There were however some ambiguities in the exercise: For example whether w & w' in the sum in the denominator of the loss function should be interpreted as sets or sequences, i.e. if they may contain repeated nodes. Moreover all the graphs - except that for Facebook - contained connected components with less than two edges - e.g. singular nodes with self-loops - which thus could not satisfy the connectivity conditions set forth for edge sampling in link prediction.

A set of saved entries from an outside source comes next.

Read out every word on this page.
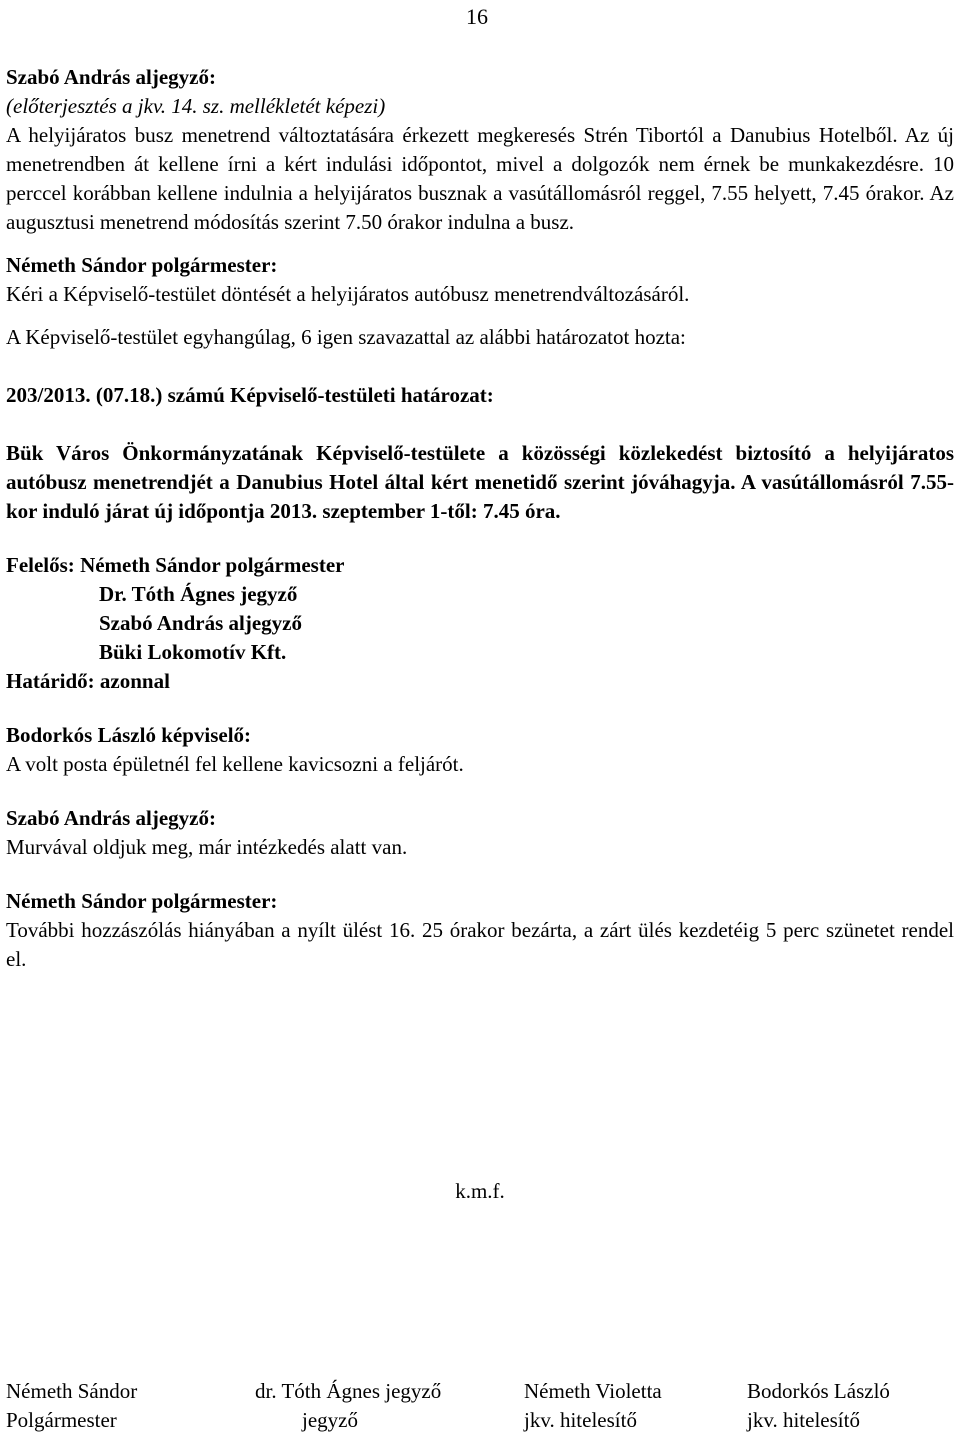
16
Szabó András aljegyző:
(előterjesztés a jkv. 14. sz. mellékletét képezi)
A helyijáratos busz menetrend változtatására érkezett megkeresés Strén Tibortól a Danubius Hotelből. Az új menetrendben át kellene írni a kért indulási időpontot, mivel a dolgozók nem érnek be munkakezdésre. 10 perccel korábban kellene indulnia a helyijáratos busznak a vasútállomásról reggel, 7.55 helyett, 7.45 órakor. Az augusztusi menetrend módosítás szerint 7.50 órakor indulna a busz.
Németh Sándor polgármester:
Kéri a Képviselő-testület döntését a helyijáratos autóbusz menetrendváltozásáról.
A Képviselő-testület egyhangúlag, 6 igen szavazattal az alábbi határozatot hozta:
203/2013. (07.18.) számú Képviselő-testületi határozat:
Bük Város Önkormányzatának Képviselő-testülete a közösségi közlekedést biztosító a helyijáratos autóbusz menetrendjét a Danubius Hotel által kért menetidő szerint jóváhagyja. A vasútállomásról 7.55-kor induló járat új időpontja 2013. szeptember 1-től: 7.45 óra.
Felelős: Németh Sándor polgármester
Dr. Tóth Ágnes jegyző
Szabó András aljegyző
Büki Lokomotív Kft.
Határidő: azonnal
Bodorkós László képviselő:
A volt posta épületnél fel kellene kavicsozni a feljárót.
Szabó András aljegyző:
Murvával oldjuk meg, már intézkedés alatt van.
Németh Sándor polgármester:
További hozzászólás hiányában a nyílt ülést 16. 25 órakor bezárta, a zárt ülés kezdetéig 5 perc szünetet rendel el.
k.m.f.
Németh Sándor
Polgármester
dr. Tóth Ágnes jegyző
jegyző
Németh Violetta
jkv. hitelesítő
Bodorkós László
jkv. hitelesítő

Luckily though, none of these issues seemed to lead to much of a performance loss. Likely because (a) the computed loss function values are still similar enough for both the set & sequence interpretation of w & w' in the denominator, and (b) because these too small connected components are negligable compared to the one or few largest ones.


Note on Exercise Split

David laid much of the groundwork for random walks (Ex.1), node2vec (Ex.2), node classification (Ex.3) & link prediction (Ex.4). Benedict greatly improved upon David's code by making it faster and adding more parallelization, especially for random walks. He also did the HPO for Ex.3, intuited good hyperparameters for Ex.4 and wrote main.py. Moreover for Ex.4 Benedict improved upon the edge sampling by introducing the building of spanning trees to avoid the removal of connecting edges within train. & eval. edge sets. Ahmet developed all his code side-by-side, yielding some results of his own. Benedict cleaned and submitted his forked code in the end.

Later Improvements

On david/sheet4 the memory issue for the computation of XX in link prediction was resolved simply by only taking the Hadamard products over the sampled edges rather than the complete graph. However for some unforseen reason the same issue could not yet be resolved for Benedict's version on main while maintaining the previous performance. We can only guess that it has something to do with the different edge sampling strategies used in the versions.